Отто Шульц больше тридцати лет слышал зов человека, которого он убил в лесу
из-за куска хлеба. Мне тоже не дают покоя столько голосов и столько событий.
У меня до сих пор стоит в ушах крик человека, которому я выстрелил в лицо из
старой манлихеровки. Даже такой простой человек, как кузнец Малявка, до
такой степени оглох от стонов и призывов убитых, что перестал слышать и
говорить. А ты в самом деле никого не слышишь? Пока каждый из нас жив,
благодаря нам живут умершие, которым мы сделали добро или причинили зло.
Говоришь, что во рту у девушек песок, а тела их гниют, и не могут они рук
протягивать из своих могил. А знаешь ли ты, что голоса умерших мы слышим
даже через целые тысячелетия и эти призывы сквозь века мы называем историей?
Благодаря истории оживают умершие, входят в наши жилища, садятся с нами за
стол, беседуют, поучают, жалуются, и мы судим их. А ты думаешь, что они нас
не судят, когда мы сравниваем наши и их поступки и чувствуем вину перед
ними, в измене, малодушии или обыкновенном преступлении? Скажи мне, какой
воск ты применяешь, чтобы затыкать свои уши, какое масло вылил на свою
совесть, чтобы ее успокоить. Открой мне, Христом Богом, человече, эту тайну!
И тогда я, может быть, как ты, научусь топтать справедливость и не буду
слышать голоса убитых.
Пасемко улыбнулся с оттенком превосходства, но это не была настоящая
улыбка, а нечто вроде искривления половинки рта. Тут же, кроме
превосходства, он почувствовал разочарование. До сих пор, как многим, кто
родился в этой деревне, доктор всегда казался ему нечеловечески мудрым, он,
впрочем, и указал на него как на преступника, а ведь сейчас, в этом
разговоре с самим собой, он оказался таким же ограниченным, как все люди
вокруг него. Может, не доктор, а он, Антек Пасемко, был на самом деле
единственным в деревне великаном, чем-то большим, чем мальтийские рыцари,
чем князь Ройсс, чем все, кого эта земля когда-либо рождала на свет? Он
сказал, как умел, то, что хотел сказать.
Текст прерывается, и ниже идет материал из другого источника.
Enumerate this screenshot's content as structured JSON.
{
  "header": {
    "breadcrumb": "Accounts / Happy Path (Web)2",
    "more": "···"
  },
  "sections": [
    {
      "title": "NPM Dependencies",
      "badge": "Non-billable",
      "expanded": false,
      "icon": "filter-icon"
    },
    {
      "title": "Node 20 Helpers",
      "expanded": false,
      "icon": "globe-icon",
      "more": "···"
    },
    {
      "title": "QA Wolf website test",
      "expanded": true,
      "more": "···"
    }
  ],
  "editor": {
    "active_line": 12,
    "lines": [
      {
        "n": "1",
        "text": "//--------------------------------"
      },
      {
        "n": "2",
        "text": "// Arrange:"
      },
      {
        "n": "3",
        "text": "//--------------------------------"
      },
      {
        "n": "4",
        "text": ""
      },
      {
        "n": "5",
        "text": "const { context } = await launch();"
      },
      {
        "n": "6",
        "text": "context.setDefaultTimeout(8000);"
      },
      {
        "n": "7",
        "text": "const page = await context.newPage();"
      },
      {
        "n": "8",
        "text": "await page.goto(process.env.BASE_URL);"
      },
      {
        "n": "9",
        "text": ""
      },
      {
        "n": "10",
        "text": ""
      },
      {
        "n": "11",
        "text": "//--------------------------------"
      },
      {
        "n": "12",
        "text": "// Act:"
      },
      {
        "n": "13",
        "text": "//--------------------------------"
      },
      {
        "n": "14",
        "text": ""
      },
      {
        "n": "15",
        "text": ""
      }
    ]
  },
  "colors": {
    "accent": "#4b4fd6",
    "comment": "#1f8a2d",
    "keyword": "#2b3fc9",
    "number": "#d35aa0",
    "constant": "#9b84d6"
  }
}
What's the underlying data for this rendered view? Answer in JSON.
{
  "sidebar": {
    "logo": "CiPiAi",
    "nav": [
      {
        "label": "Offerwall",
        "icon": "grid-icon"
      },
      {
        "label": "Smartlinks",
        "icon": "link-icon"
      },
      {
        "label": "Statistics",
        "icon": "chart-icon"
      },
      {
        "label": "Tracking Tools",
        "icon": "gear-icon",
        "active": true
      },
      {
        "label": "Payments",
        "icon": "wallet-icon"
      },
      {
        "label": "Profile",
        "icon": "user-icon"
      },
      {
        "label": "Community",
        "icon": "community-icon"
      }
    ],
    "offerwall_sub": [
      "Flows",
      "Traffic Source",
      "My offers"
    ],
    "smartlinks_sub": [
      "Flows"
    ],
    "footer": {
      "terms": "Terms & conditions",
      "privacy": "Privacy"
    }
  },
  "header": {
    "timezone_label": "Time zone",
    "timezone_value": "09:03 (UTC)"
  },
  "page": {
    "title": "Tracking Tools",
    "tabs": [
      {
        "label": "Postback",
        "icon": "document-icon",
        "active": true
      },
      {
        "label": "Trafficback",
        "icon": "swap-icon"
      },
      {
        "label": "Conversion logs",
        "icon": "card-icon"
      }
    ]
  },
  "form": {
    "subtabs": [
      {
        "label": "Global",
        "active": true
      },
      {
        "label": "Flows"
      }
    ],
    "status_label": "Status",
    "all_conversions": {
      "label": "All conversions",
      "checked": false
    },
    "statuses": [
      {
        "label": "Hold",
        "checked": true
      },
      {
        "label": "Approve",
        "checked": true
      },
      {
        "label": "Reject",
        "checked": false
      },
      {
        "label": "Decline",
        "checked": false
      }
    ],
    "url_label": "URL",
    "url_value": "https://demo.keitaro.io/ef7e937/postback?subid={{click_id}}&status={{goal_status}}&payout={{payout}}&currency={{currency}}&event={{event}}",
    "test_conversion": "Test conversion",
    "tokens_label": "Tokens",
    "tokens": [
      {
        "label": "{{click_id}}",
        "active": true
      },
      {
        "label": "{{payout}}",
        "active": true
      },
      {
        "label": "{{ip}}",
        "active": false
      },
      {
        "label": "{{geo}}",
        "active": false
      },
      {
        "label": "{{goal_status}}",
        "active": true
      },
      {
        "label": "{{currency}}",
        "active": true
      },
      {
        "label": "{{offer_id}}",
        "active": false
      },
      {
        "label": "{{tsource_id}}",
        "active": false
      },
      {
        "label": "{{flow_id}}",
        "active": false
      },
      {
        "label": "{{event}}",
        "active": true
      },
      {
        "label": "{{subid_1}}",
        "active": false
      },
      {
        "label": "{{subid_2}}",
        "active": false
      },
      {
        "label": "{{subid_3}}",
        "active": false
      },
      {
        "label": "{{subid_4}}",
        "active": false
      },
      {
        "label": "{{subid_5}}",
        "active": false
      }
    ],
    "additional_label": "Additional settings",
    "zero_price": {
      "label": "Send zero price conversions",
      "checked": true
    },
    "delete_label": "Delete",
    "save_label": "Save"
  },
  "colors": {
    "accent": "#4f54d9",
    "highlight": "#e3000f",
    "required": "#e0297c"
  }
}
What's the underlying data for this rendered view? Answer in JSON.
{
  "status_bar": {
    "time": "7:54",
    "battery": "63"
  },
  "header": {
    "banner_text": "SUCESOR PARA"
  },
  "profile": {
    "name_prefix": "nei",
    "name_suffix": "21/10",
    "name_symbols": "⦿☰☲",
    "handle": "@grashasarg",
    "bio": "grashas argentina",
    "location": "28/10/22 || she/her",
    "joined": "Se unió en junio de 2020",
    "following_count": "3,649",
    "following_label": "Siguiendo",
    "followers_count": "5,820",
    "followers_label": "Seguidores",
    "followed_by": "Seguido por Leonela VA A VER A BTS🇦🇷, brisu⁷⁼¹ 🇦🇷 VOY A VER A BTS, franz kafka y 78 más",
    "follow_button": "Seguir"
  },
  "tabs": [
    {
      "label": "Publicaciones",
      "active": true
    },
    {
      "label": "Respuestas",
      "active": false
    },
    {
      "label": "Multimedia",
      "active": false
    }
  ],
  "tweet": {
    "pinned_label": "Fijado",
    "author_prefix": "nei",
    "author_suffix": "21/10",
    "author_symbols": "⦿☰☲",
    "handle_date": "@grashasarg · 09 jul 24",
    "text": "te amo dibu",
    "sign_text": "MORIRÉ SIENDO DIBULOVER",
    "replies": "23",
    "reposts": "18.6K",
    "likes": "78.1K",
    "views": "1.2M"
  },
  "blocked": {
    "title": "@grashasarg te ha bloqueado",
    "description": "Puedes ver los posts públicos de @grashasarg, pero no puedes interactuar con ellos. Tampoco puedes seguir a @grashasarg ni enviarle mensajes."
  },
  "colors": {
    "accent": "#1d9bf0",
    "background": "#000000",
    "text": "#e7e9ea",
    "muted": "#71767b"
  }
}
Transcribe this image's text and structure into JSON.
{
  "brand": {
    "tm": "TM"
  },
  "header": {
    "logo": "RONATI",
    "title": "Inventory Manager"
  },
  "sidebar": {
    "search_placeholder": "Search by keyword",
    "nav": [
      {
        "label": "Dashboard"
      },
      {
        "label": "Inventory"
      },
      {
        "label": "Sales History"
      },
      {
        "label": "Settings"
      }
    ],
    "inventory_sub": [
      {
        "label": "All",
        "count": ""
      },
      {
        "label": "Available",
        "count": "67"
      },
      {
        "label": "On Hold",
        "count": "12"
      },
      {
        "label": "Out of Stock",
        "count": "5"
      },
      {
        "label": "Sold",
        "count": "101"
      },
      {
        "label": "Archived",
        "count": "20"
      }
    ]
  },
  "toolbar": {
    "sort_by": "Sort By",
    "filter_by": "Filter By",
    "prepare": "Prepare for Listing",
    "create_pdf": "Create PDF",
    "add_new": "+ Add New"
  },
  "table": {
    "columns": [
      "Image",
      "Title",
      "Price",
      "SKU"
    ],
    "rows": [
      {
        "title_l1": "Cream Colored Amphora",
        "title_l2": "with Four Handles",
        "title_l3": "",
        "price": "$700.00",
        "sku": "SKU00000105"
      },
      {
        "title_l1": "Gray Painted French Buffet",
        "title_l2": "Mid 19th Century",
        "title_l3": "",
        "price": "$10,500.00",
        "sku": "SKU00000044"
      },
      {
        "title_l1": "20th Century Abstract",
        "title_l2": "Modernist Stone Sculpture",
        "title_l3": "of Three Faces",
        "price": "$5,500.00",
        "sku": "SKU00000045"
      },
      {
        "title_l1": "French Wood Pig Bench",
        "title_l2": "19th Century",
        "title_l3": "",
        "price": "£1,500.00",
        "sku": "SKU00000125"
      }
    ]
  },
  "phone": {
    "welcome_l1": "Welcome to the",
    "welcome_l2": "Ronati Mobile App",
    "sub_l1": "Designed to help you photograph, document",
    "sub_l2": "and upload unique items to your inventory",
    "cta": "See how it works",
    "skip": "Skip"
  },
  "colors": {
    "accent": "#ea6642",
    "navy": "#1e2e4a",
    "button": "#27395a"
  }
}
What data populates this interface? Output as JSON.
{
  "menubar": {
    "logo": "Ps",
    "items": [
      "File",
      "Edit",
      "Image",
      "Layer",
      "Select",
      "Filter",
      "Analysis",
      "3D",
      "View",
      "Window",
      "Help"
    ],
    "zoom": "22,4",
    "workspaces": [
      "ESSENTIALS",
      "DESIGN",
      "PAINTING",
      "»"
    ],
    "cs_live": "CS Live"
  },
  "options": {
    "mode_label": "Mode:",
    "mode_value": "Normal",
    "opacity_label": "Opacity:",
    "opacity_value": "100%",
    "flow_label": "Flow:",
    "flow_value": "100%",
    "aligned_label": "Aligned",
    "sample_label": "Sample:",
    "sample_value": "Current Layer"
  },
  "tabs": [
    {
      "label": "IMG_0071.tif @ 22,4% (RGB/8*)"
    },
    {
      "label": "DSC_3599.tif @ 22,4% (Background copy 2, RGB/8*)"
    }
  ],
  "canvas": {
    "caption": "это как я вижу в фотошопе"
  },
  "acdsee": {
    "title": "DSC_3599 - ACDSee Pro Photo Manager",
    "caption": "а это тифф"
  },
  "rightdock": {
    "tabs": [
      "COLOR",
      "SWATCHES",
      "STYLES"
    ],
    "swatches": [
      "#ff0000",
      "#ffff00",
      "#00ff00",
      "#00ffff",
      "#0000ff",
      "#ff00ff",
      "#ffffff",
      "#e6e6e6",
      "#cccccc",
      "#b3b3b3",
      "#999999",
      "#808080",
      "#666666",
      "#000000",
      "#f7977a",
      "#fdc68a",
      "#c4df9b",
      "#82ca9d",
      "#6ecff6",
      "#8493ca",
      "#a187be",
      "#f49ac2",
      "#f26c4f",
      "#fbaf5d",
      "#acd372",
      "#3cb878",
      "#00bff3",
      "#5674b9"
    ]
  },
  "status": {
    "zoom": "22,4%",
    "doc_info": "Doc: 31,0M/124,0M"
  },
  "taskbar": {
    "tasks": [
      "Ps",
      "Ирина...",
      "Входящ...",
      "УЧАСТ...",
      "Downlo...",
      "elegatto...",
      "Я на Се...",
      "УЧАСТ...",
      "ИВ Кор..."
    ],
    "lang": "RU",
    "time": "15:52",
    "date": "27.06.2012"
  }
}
А смысл его слов был такой:
"Вы пришли сюда, чтобы говорить о справедливости, а все же на самом
деле вам нужна месть. Вы повесили на ветке веревку с петлей, потому что
хотите отомстить за убитых в лесу девушек. И даже вам в голову не пришло,
что там, в лесу, собственно, и свершилась справедливость. В одном только вы
правы, что закон и справедливость не всегда ходят парой и даже иногда
поворачиваются спиной друг к другу. Что делать, если закон охраняет грех и
преступление? Вы сами сказали: надо тогда поступить по справедливости. А они
под сенью закона, который их охранял, выставляли свои бедра и подбрюшья,
свои груди и свои улыбки. Когда я проходил мимо Ханечки, она специально
задирала платьице, дразнила, распаляла до белого каления, а потом делала
скромное личико и уходила, словно не совершила надо мной преступления. А та
вторая? Зачем она всю дорогу задирала платье, улыбалась мне, заманивала,
пока не вывела в лес? А вы видите что делает старшая Жарынувна? Как гордо
она выставляет свои большой бюст, как его обнажает, что он становится
похожим на пухлый зад. Как она дразнит возбуждает, соблазняет, чтобы кто-то
женился на ней, попал в неволю, слушался ее приказов и ее кнута. Разве
наказал закон Видлонгову за то, что она на шоссе свой большой зад выставила
и каждый, кто проходил мимо, мог ею овладеть? А разве есть закон на Порову,
ведь она приманивает к себе, чтобы обнажаться, показывать свое лоно, свою
промежность, такую большую, что можно и две бутылки туда воткнуть? Я душил,
крушил их ребра, выламывал пальцы из суставов. Об одной из них вы не знаете.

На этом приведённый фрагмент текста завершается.